Visit the Woodbourne Library to view
Grounded / Ground Down featuring the work of
R. Darden Bradshaw. Bradshaw is Associate Professor of Art Education and Area Coordinator for Art Education at the University of Dayton. Holding both a Ph.D. in Art History and Education and an M.F.A. in Fiber Art from the University of Arizona, Tucson, Bradshaw works primarily with the historically rich and labor-intensive processes of wet and needle-felting, quilting, and weaving. She celebrates and draws attention to the often overlooked or unacknowledged. Honoring a familial and ancestral history of women’s handwork, her work comments on the interrelationship of memory and experience in place calling forth specific geographic locations and the people who inhabit those locales.

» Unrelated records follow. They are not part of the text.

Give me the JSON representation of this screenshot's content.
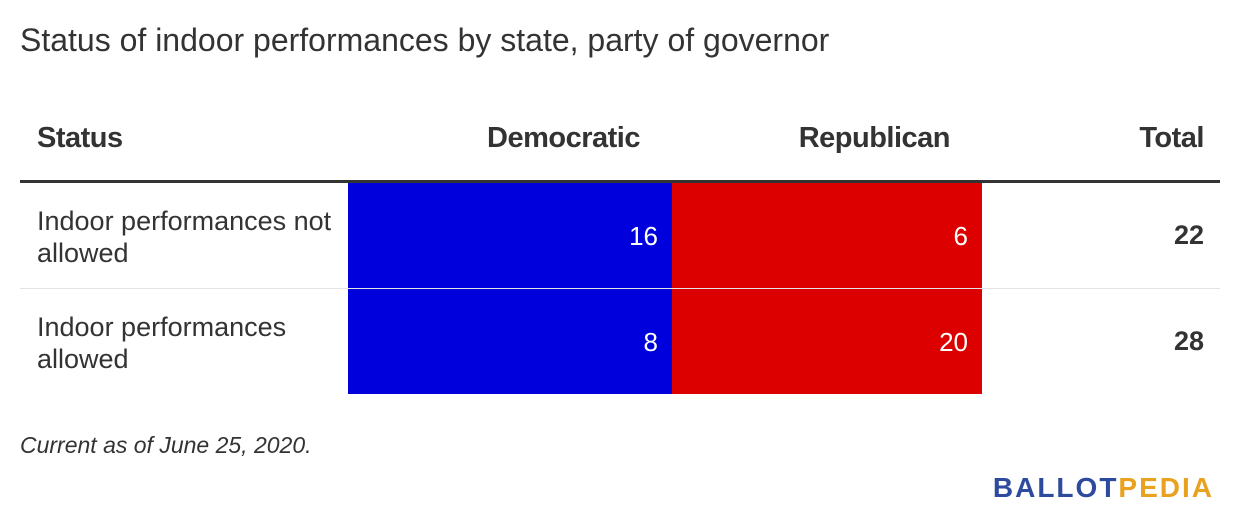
{
  "chart_data": {
    "type": "table",
    "title": "Status of indoor performances by state, party of governor",
    "columns": [
      "Status",
      "Democratic",
      "Republican",
      "Total"
    ],
    "rows": [
      {
        "status": "Indoor performances not allowed",
        "democratic": 16,
        "republican": 6,
        "total": 22
      },
      {
        "status": "Indoor performances allowed",
        "democratic": 8,
        "republican": 20,
        "total": 28
      }
    ],
    "colors": {
      "democratic": "#0000dd",
      "republican": "#dd0000"
    },
    "note": "Current as of June 25, 2020."
  },
  "logo": {
    "part1": "BALLOT",
    "part2": "PEDIA"
  }
}
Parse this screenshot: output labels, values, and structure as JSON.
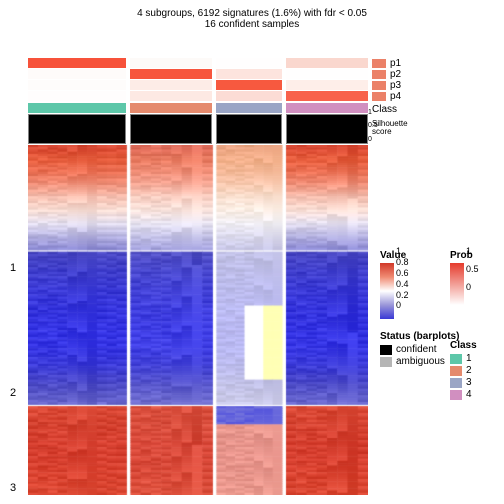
{
  "titles": {
    "line1": "4 subgroups, 6192 signatures (1.6%) with fdr < 0.05",
    "line2": "16 confident samples",
    "title_fontsize": 11
  },
  "heatmap": {
    "column_groups": [
      {
        "id": "cg1",
        "weight": 1.2,
        "class_color": "#5dc7a9"
      },
      {
        "id": "cg2",
        "weight": 1.0,
        "class_color": "#e58a6d"
      },
      {
        "id": "cg3",
        "weight": 0.8,
        "class_color": "#9aa5c5"
      },
      {
        "id": "cg4",
        "weight": 1.0,
        "class_color": "#d18fc0"
      }
    ],
    "prob_rows": [
      {
        "key": "p1",
        "swatch": "#eb8168",
        "cells": [
          [
            "#f7523a",
            1
          ],
          [
            "#fdfaf8",
            1
          ],
          [
            "#fffefe",
            1
          ],
          [
            "#fad7ce",
            1
          ]
        ]
      },
      {
        "key": "p2",
        "swatch": "#eb8168",
        "cells": [
          [
            "#fefbfa",
            1
          ],
          [
            "#f7553d",
            1
          ],
          [
            "#fde4de",
            1
          ],
          [
            "#fffefe",
            1
          ]
        ]
      },
      {
        "key": "p3",
        "swatch": "#eb8168",
        "cells": [
          [
            "#fefcfb",
            1
          ],
          [
            "#fdece7",
            1
          ],
          [
            "#f7593f",
            1
          ],
          [
            "#feeee9",
            1
          ]
        ]
      },
      {
        "key": "p4",
        "swatch": "#eb8168",
        "cells": [
          [
            "#fffdfd",
            1
          ],
          [
            "#fde9e3",
            1
          ],
          [
            "#fcdcd5",
            1
          ],
          [
            "#f8624c",
            1
          ]
        ]
      }
    ],
    "class_row_label": "Class",
    "silhouette": {
      "label": "Silhouette\nscore",
      "bar_fill": "#000000",
      "frame": "#808080",
      "ticks": [
        "1",
        "0.5",
        "0"
      ]
    },
    "row_sections": [
      {
        "label": "1",
        "weight": 0.3,
        "base_profile": [
          {
            "c": "#d94833",
            "g": 0
          },
          {
            "c": "#e65b3a",
            "g": 1
          },
          {
            "c": "#ec7054",
            "g": 1
          },
          {
            "c": "#f3937c",
            "g": 2
          },
          {
            "c": "#f8c2b3",
            "g": 2
          },
          {
            "c": "#faded5",
            "g": 3
          },
          {
            "c": "#e5e0f0",
            "g": 3
          },
          {
            "c": "#b8b5e2",
            "g": 3
          },
          {
            "c": "#8f8dd6",
            "g": 3
          }
        ],
        "group_tints": [
          [
            0,
            0,
            0
          ],
          [
            0.2,
            0.15,
            0.6
          ],
          [
            0.35,
            0.3,
            0.55
          ],
          [
            0.0,
            0.05,
            0.05
          ]
        ]
      },
      {
        "label": "2",
        "weight": 0.44,
        "base_profile": [
          {
            "c": "#4a48c4",
            "g": 0
          },
          {
            "c": "#3f3ecd",
            "g": 0
          },
          {
            "c": "#3a39d6",
            "g": 0
          },
          {
            "c": "#3635de",
            "g": 0
          },
          {
            "c": "#3534e4",
            "g": 0
          },
          {
            "c": "#3534e4",
            "g": 0
          },
          {
            "c": "#3b3ad8",
            "g": 0
          },
          {
            "c": "#4d4bc8",
            "g": 0
          },
          {
            "c": "#6a68cf",
            "g": 1
          }
        ],
        "group_tints": [
          [
            0,
            0,
            0
          ],
          [
            0.05,
            0.05,
            0.05
          ],
          [
            0.55,
            0.35,
            0.1
          ],
          [
            0.0,
            0.0,
            0.0
          ]
        ],
        "g3_right_band": true
      },
      {
        "label": "3",
        "weight": 0.26,
        "base_profile": [
          {
            "c": "#dc4936",
            "g": 0
          },
          {
            "c": "#d84432",
            "g": 0
          },
          {
            "c": "#d63f2f",
            "g": 0
          },
          {
            "c": "#d8402f",
            "g": 0
          },
          {
            "c": "#db4431",
            "g": 0
          },
          {
            "c": "#de4a35",
            "g": 0
          }
        ],
        "group_tints": [
          [
            0,
            0,
            0
          ],
          [
            0.05,
            0.05,
            -0.02
          ],
          [
            0.45,
            0.4,
            0.6
          ],
          [
            0.0,
            -0.02,
            -0.02
          ]
        ],
        "top_blue_band_g3": true
      }
    ],
    "cols_per_group": [
      10,
      8,
      7,
      8
    ]
  },
  "legends": {
    "value": {
      "title": "Value",
      "stops": [
        {
          "p": 0,
          "c": "#d13828"
        },
        {
          "p": 0.25,
          "c": "#f08b73"
        },
        {
          "p": 0.5,
          "c": "#ffffff"
        },
        {
          "p": 0.75,
          "c": "#9a96d9"
        },
        {
          "p": 1,
          "c": "#3a38d5"
        }
      ],
      "ticks": [
        "1",
        "0.8",
        "0.6",
        "0.4",
        "0.2",
        "0"
      ]
    },
    "status": {
      "title": "Status (barplots)",
      "items": [
        {
          "label": "confident",
          "color": "#000000"
        },
        {
          "label": "ambiguous",
          "color": "#b5b5b5"
        }
      ]
    },
    "prob": {
      "title": "Prob",
      "stops": [
        {
          "p": 0,
          "c": "#e53b2c"
        },
        {
          "p": 1,
          "c": "#ffffff"
        }
      ],
      "ticks": [
        "1",
        "0.5",
        "0"
      ]
    },
    "class": {
      "title": "Class",
      "items": [
        {
          "label": "1",
          "color": "#5dc7a9"
        },
        {
          "label": "2",
          "color": "#e58a6d"
        },
        {
          "label": "3",
          "color": "#9aa5c5"
        },
        {
          "label": "4",
          "color": "#d18fc0"
        }
      ]
    }
  }
}
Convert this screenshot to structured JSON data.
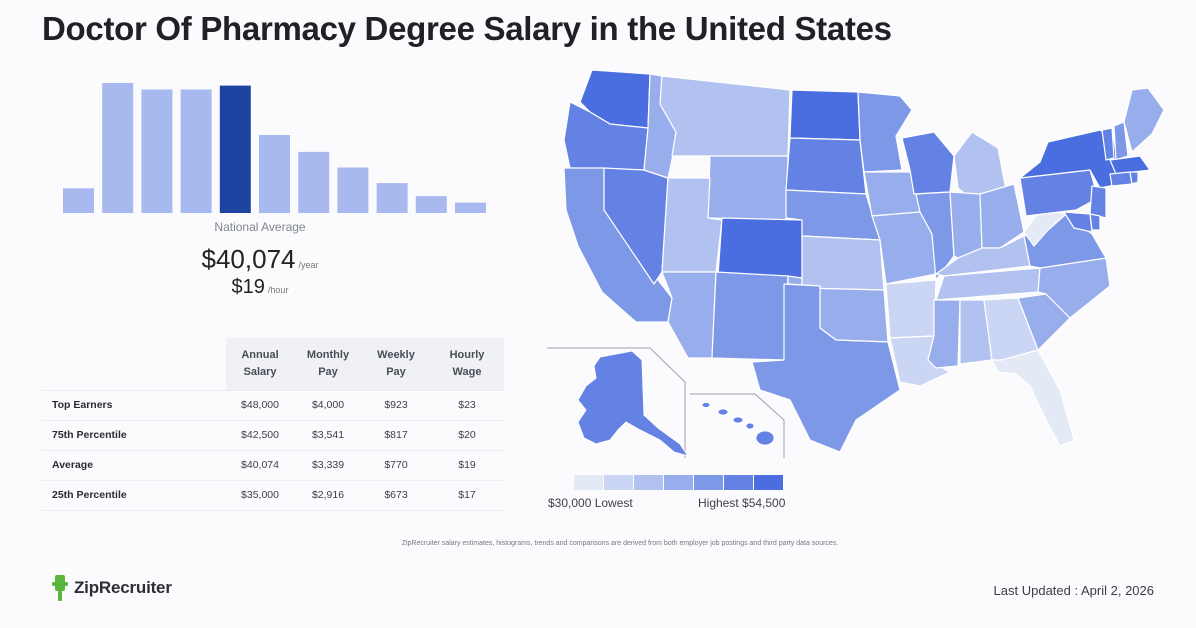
{
  "title": "Doctor Of Pharmacy Degree Salary in the United States",
  "national_average": {
    "label": "National Average",
    "annual": "$40,074",
    "annual_unit": "/year",
    "hourly": "$19",
    "hourly_unit": "/hour"
  },
  "chart_data": {
    "type": "bar",
    "values": [
      0.19,
      1.0,
      0.95,
      0.95,
      0.98,
      0.6,
      0.47,
      0.35,
      0.23,
      0.13,
      0.08
    ],
    "highlight_index": 4,
    "colors": {
      "bar": "#a7b9ee",
      "highlight": "#1e43a3"
    }
  },
  "table": {
    "headers": [
      "Annual\nSalary",
      "Monthly\nPay",
      "Weekly\nPay",
      "Hourly\nWage"
    ],
    "rows": [
      {
        "label": "Top Earners",
        "values": [
          "$48,000",
          "$4,000",
          "$923",
          "$23"
        ]
      },
      {
        "label": "75th Percentile",
        "values": [
          "$42,500",
          "$3,541",
          "$817",
          "$20"
        ]
      },
      {
        "label": "Average",
        "values": [
          "$40,074",
          "$3,339",
          "$770",
          "$19"
        ]
      },
      {
        "label": "25th Percentile",
        "values": [
          "$35,000",
          "$2,916",
          "$673",
          "$17"
        ]
      }
    ]
  },
  "map": {
    "legend_low": "$30,000 Lowest",
    "legend_high": "Highest $54,500",
    "legend_colors": [
      "#e4e9f6",
      "#cbd5f4",
      "#b2c2f0",
      "#98aeec",
      "#7e98e8",
      "#6482e3",
      "#4a6ddf"
    ],
    "state_level_colors": [
      "#e4e9f6",
      "#cbd5f4",
      "#b2c2f0",
      "#98aeec",
      "#7e98e8",
      "#6482e3",
      "#4a6ddf"
    ],
    "border_color": "#ffffff",
    "inset_color": "#9ea2ad"
  },
  "footnote": "ZipRecruiter salary estimates, histograms, trends and comparisons are derived from both employer job postings and third party data sources.",
  "logo": {
    "text": "ZipRecruiter",
    "color": "#58b63e"
  },
  "last_updated": "Last Updated : April 2, 2026"
}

Time exerts and ever-present push and pull both within the content, process, and the medium of Bradshaw’s work.
R Darden Bradshaw's abstract felted landscape works physically and metaphorically bind together experiences of place, walking, and the literature of place as a means to examine cultural and social constructs. Using natural dye processes with locally farmed wool, Bradshaw first wet felts large colorful abstract compositions onto a natural ground. Color signifies an embodied experience of the land and reflects the memories carried – both those that can be uttered and those that defy language. Then once dry, the felted works are cut apart and re-mixed, felted again into new compositions that reflect, reference, and visually map destruction, tension, and displacement of place and community.